Okay. This really DOES have to stop
soon.
You may recall a couple of days ago
when I wrote about how...surreal my life seems to have been the past
few months. About how I just had to find a few minutes to sit by
myself and ponder everything. About how it just seems like all the
stuff happening to me wasn't really happening, like it was the final
episode of a long-running TV show where they just wanted to throw in
every last idea they hadn't used in all the previous episodes.
And that was before the envelope
arrived in the mail.
What was in the envelope, you ask?
Well, I answer, it was a very nice letter informing me that during a
luncheon next week I'm being given the Marquette Beautification and
Restoration Committee's Barb Kelly Historic Preservation Award for,
and I quote here, my “personal vision, contributions, and
commitment for going the extra mile and adding a special dynamic that
enhances our vibrant city”.
Yup. I apparently have a personal
vision.
8-)
First of all, just let me say “thanks”
to the committee for the honor. I appreciate it. It's always nice
to be honored. But...are you sure you're giving the award to the
right person?

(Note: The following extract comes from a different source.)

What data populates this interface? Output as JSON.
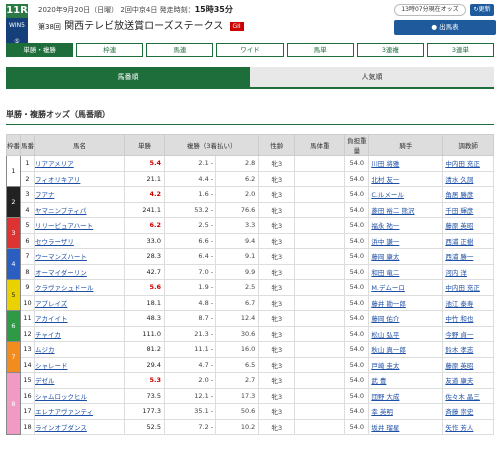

You sure you didn't get my name mixed up with someone,
you know, important and actually deserving of it?
You sure?
All I do is walk around and babble
about old buildings and railroads and hookers. I lead so many people
around neighborhoods that traffic stops. I tell jokes about bars and
the stupid things people did in them. Are you really sure that I
should be getting that award? Really, really sure?
I don't wanna say that it's getting to
this point, but it's almost getting to the point where I'm afraid to
answer the phone or check the mailbox or head online, because who
knows what I'll find when I do it. Someone will be saying something
nice about me, or I'll be the subject of a profile, or I'll be given
an award. Like I said, I appreciate it as much as the next person,
but doesn't the next person deserve some of the exposure I've been
given the past few months?
I'm really, really good at sharing.
I'm more than willing to let someone else—anyone else—grab some
of this spotlight. Honest. I am.
Oh well...it's just one of those times
when things reach a critical mass and start to pile up on each other.
I've had many instances of that in my life, and I'm sure there will
be many more. Hopefully one day soon I'll be able to sit back for
more than two minutes at a time and reflect upon and absorb all the
incredible things that seem to be happening.
I'm just guessing it won't be any day
soon.
(jim@wmqt.com)
who, despite my whining, is very one every thankful and lucky person.